Erika Poole, assistant professor of information sciences and technology, presented a colloquium about "exergaming," the concept of exercising using video games, to students in IST 590 on Monday, Jan. 24.

The colloquium titled "Fitness Video Games: Health or Hype?" covered the research surrounding childhood obesity and the use of video game technology to combat this concerning trend.

In her presentation, Poole began by proposing that “exergaming” was a fad. As the basis for her research, Poole examined what it takes to keep children healthy: self-motivation, parental support, a safe and appealing community and national and state policies providing health education. She questioned how to fix the issue of childhood obesity.

“To actually address the issue, you have to look at it at multiple levels,” she said.

Poole described the different types of active gaming and how, while they do decrease sedentary television watching, they do not substitute for activity such as sports play. She emphasized both the pros and cons that come from use of “exergaming” in the American household.

Research conducted with more than 1,500 American schoolchildren over a two-year period showed that, while use of video game equipment such as X-Box Kinect and Wii Fit could be healthy, there also was a lot of hype surrounding their use.

While 83 percent of American children have access to video game systems useful in “exergaming,” and these systems help track activity, do not market food, and encourage activity indoors, they are easy to cheat, replace outdoor and other fitness activities, and often have a novelty effect that wears off after a certain amount of use.

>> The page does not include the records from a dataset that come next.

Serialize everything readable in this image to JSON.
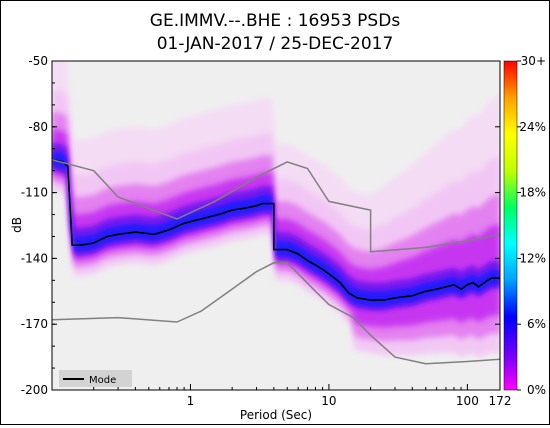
{
  "chart_data": {
    "type": "heatmap",
    "title": "GE.IMMV.--.BHE : 16953 PSDs",
    "subtitle": "01-JAN-2017 / 25-DEC-2017",
    "xlabel": "Period (Sec)",
    "ylabel": "dB",
    "x_scale": "log",
    "xlim": [
      0.1,
      172
    ],
    "ylim": [
      -200,
      -50
    ],
    "x_ticks": [
      {
        "value": 1,
        "label": "1"
      },
      {
        "value": 10,
        "label": "10"
      },
      {
        "value": 100,
        "label": "100"
      },
      {
        "value": 172,
        "label": "172"
      }
    ],
    "y_ticks": [
      {
        "value": -50,
        "label": "-50"
      },
      {
        "value": -80,
        "label": "-80"
      },
      {
        "value": -110,
        "label": "-110"
      },
      {
        "value": -140,
        "label": "-140"
      },
      {
        "value": -170,
        "label": "-170"
      },
      {
        "value": -200,
        "label": "-200"
      }
    ],
    "colorbar": {
      "ticks": [
        {
          "value": 30,
          "label": "30+"
        },
        {
          "value": 24,
          "label": "24%"
        },
        {
          "value": 18,
          "label": "18%"
        },
        {
          "value": 12,
          "label": "12%"
        },
        {
          "value": 6,
          "label": "6%"
        },
        {
          "value": 0,
          "label": "0%"
        }
      ],
      "colors": [
        "#ff00ff",
        "#6e00ff",
        "#0000ff",
        "#00a0ff",
        "#00ffff",
        "#00ff60",
        "#c0ff00",
        "#ffff00",
        "#ffa000",
        "#ff0000"
      ]
    },
    "legend": {
      "label": "Mode",
      "placement": "bottom-left"
    },
    "series": [
      {
        "name": "Mode",
        "color": "#000000",
        "points": [
          [
            0.1,
            -95
          ],
          [
            0.12,
            -96
          ],
          [
            0.13,
            -98
          ],
          [
            0.14,
            -134
          ],
          [
            0.16,
            -134
          ],
          [
            0.2,
            -133
          ],
          [
            0.25,
            -130
          ],
          [
            0.3,
            -129
          ],
          [
            0.4,
            -128
          ],
          [
            0.55,
            -129
          ],
          [
            0.7,
            -127
          ],
          [
            0.9,
            -124
          ],
          [
            1.2,
            -122
          ],
          [
            1.6,
            -120
          ],
          [
            2.0,
            -118
          ],
          [
            2.5,
            -117
          ],
          [
            3.0,
            -116
          ],
          [
            3.3,
            -115
          ],
          [
            4.0,
            -115
          ],
          [
            4.0,
            -136
          ],
          [
            5.0,
            -136
          ],
          [
            6.0,
            -138
          ],
          [
            7.0,
            -141
          ],
          [
            8.0,
            -143
          ],
          [
            9.0,
            -145
          ],
          [
            10,
            -147
          ],
          [
            12,
            -151
          ],
          [
            14,
            -156
          ],
          [
            16,
            -158
          ],
          [
            20,
            -159
          ],
          [
            25,
            -159
          ],
          [
            30,
            -158
          ],
          [
            40,
            -157
          ],
          [
            50,
            -155
          ],
          [
            60,
            -154
          ],
          [
            70,
            -153
          ],
          [
            80,
            -152
          ],
          [
            90,
            -154
          ],
          [
            100,
            -152
          ],
          [
            110,
            -151
          ],
          [
            120,
            -153
          ],
          [
            140,
            -150
          ],
          [
            150,
            -149
          ],
          [
            172,
            -149
          ]
        ]
      },
      {
        "name": "",
        "color": "#808080",
        "points": [
          [
            0.1,
            -95
          ],
          [
            0.2,
            -100
          ],
          [
            0.3,
            -112
          ],
          [
            0.8,
            -122
          ],
          [
            1.5,
            -114
          ],
          [
            3,
            -103
          ],
          [
            5,
            -96
          ],
          [
            7,
            -99
          ],
          [
            10,
            -114
          ],
          [
            20,
            -118
          ],
          [
            20,
            -137
          ],
          [
            50,
            -135
          ],
          [
            100,
            -132
          ],
          [
            172,
            -129
          ]
        ]
      },
      {
        "name": "",
        "color": "#808080",
        "points": [
          [
            0.1,
            -168
          ],
          [
            0.3,
            -167
          ],
          [
            0.8,
            -169
          ],
          [
            1.2,
            -164
          ],
          [
            2,
            -154
          ],
          [
            3,
            -146
          ],
          [
            4,
            -142
          ],
          [
            5,
            -142
          ],
          [
            6,
            -147
          ],
          [
            8,
            -155
          ],
          [
            10,
            -161
          ],
          [
            15,
            -167
          ],
          [
            20,
            -175
          ],
          [
            30,
            -185
          ],
          [
            50,
            -188
          ],
          [
            100,
            -187
          ],
          [
            172,
            -186
          ]
        ]
      }
    ]
  }
}
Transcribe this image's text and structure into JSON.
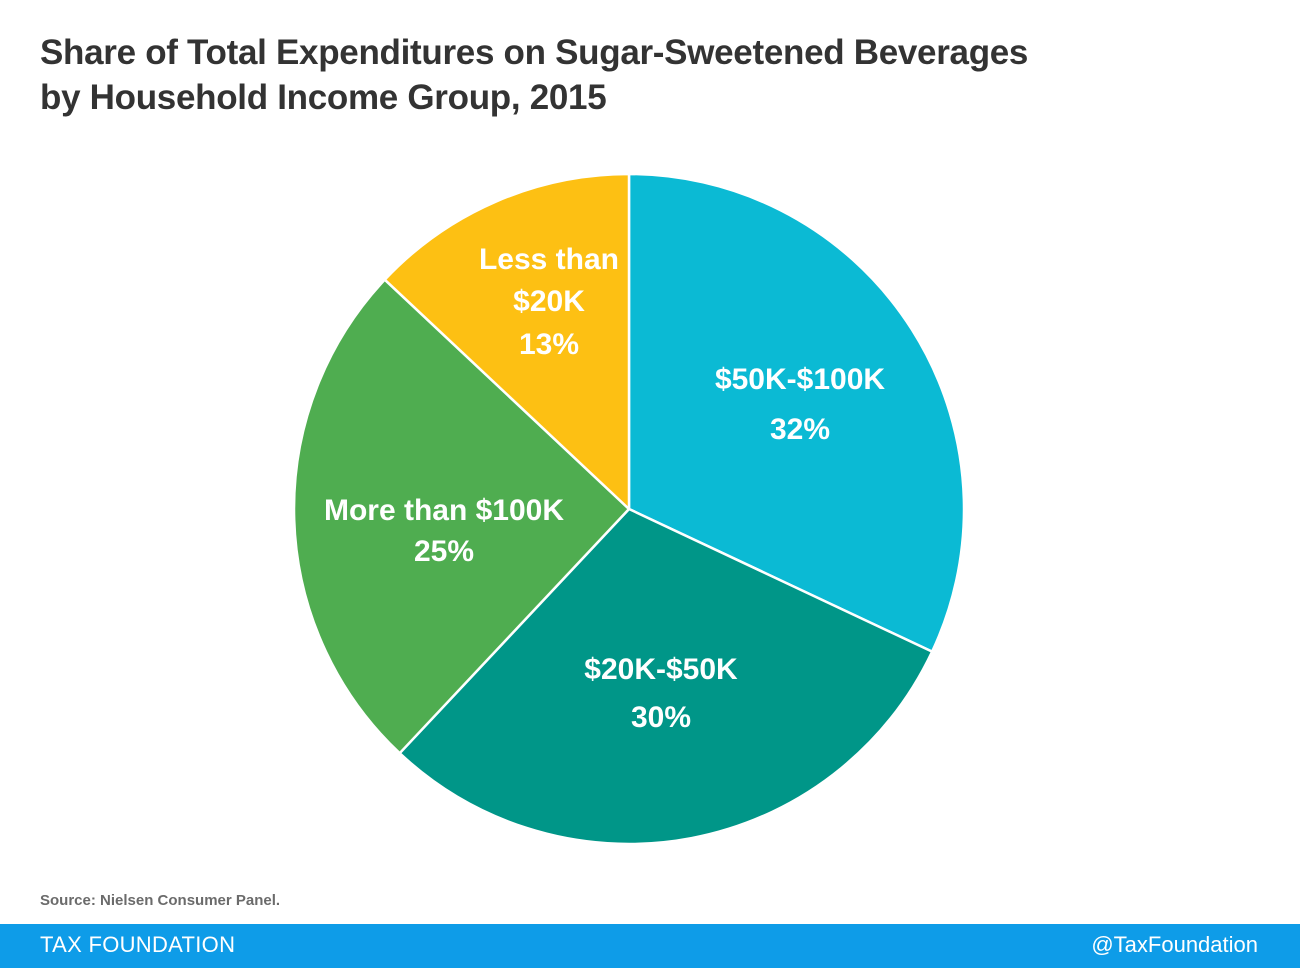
{
  "header": {
    "title_line1": "Share of Total Expenditures on Sugar-Sweetened Beverages",
    "title_line2": "by Household Income Group, 2015"
  },
  "chart_data": {
    "type": "pie",
    "title": "Share of Total Expenditures on Sugar-Sweetened Beverages by Household Income Group, 2015",
    "slices": [
      {
        "label": "$50K-$100K",
        "value": 32,
        "value_label": "32%",
        "color": "#0bbad4"
      },
      {
        "label": "$20K-$50K",
        "value": 30,
        "value_label": "30%",
        "color": "#009688"
      },
      {
        "label": "More than $100K",
        "value": 25,
        "value_label": "25%",
        "color": "#4fad50"
      },
      {
        "label": "Less than $20K",
        "value": 13,
        "value_label": "13%",
        "color": "#fdc013"
      }
    ],
    "start": "12 o'clock",
    "direction": "clockwise",
    "legend": "none"
  },
  "source": "Source: Nielsen Consumer Panel.",
  "footer": {
    "brand": "TAX FOUNDATION",
    "handle": "@TaxFoundation",
    "color": "#0e9ce8"
  }
}
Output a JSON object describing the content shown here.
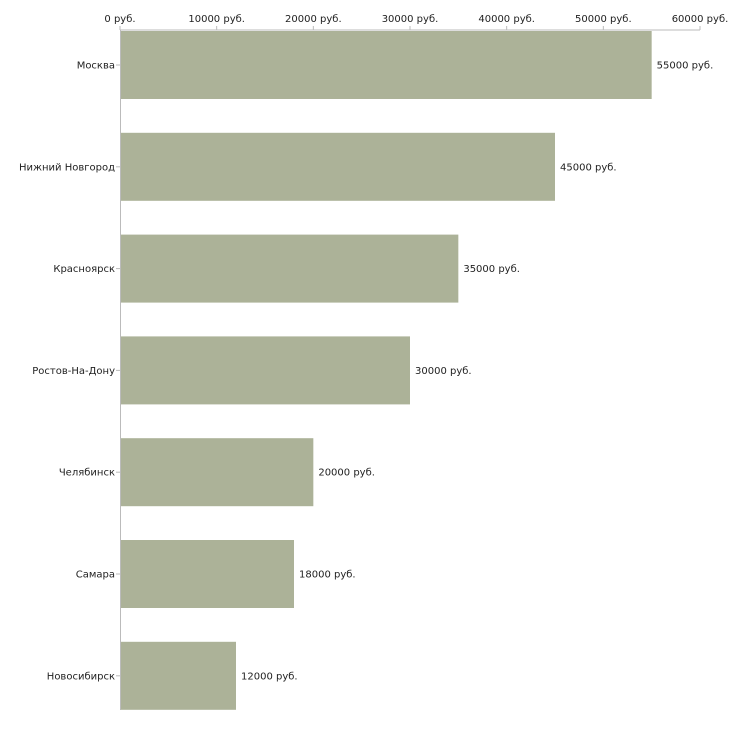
{
  "chart_data": {
    "type": "bar",
    "orientation": "horizontal",
    "title": "",
    "xlabel": "",
    "ylabel": "",
    "unit": "руб.",
    "categories": [
      "Москва",
      "Нижний Новгород",
      "Красноярск",
      "Ростов-На-Дону",
      "Челябинск",
      "Самара",
      "Новосибирск"
    ],
    "values": [
      55000,
      45000,
      35000,
      30000,
      20000,
      18000,
      12000
    ],
    "value_labels": [
      "55000 руб.",
      "45000 руб.",
      "35000 руб.",
      "30000 руб.",
      "20000 руб.",
      "18000 руб.",
      "12000 руб."
    ],
    "xlim": [
      0,
      60000
    ],
    "ticks": [
      0,
      10000,
      20000,
      30000,
      40000,
      50000,
      60000
    ],
    "tick_labels": [
      "0 руб.",
      "10000 руб.",
      "20000 руб.",
      "30000 руб.",
      "40000 руб.",
      "50000 руб.",
      "60000 руб."
    ],
    "axis_position": "top",
    "grid": false,
    "legend": "none",
    "bar_color": "#acb298",
    "axis_color": "#bbbbbb",
    "text_color": "#222222"
  }
}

Poole moved on to discuss “pervasive gaming.” This type of gaming included research done on school-aged children, called the “Horsepower Challenge,” part of the Humana Games for Health. In the study, each child wore an accelerometer and was able to “check-in” to their classroom. Their steps were added to an online game that pinned schools and classes against each other in a race around the world. Winning students earned funding for health and physical education in their school.

“Kids liked being physically active,” Poole said.

The study revealed that winning schools found ways to reinforce the importance of the game to the children such as showing them their steps each day and looking at where they ranked against competitors. Children also encouraged their friends to play with them so that they could increase the steps they brought back to their classroom.

Poole stressed a few key points for students to learn from this research.

“Move for 30 minutes every day,” she said. Activity as mild as taking a walk around campus can lead to a healthier lifestyle, she concluded.

Poole also encouraged game designers to “know the audience” and have a target demographic for their game.

Poole’s research focuses on technology and integration of healthy living. She holds a doctorate in human-centered computing from Georgia Institute of Technology as well as an master of science degree. in computer science from Georgia Tech, and a bachelor of science in computer science from Purdue University.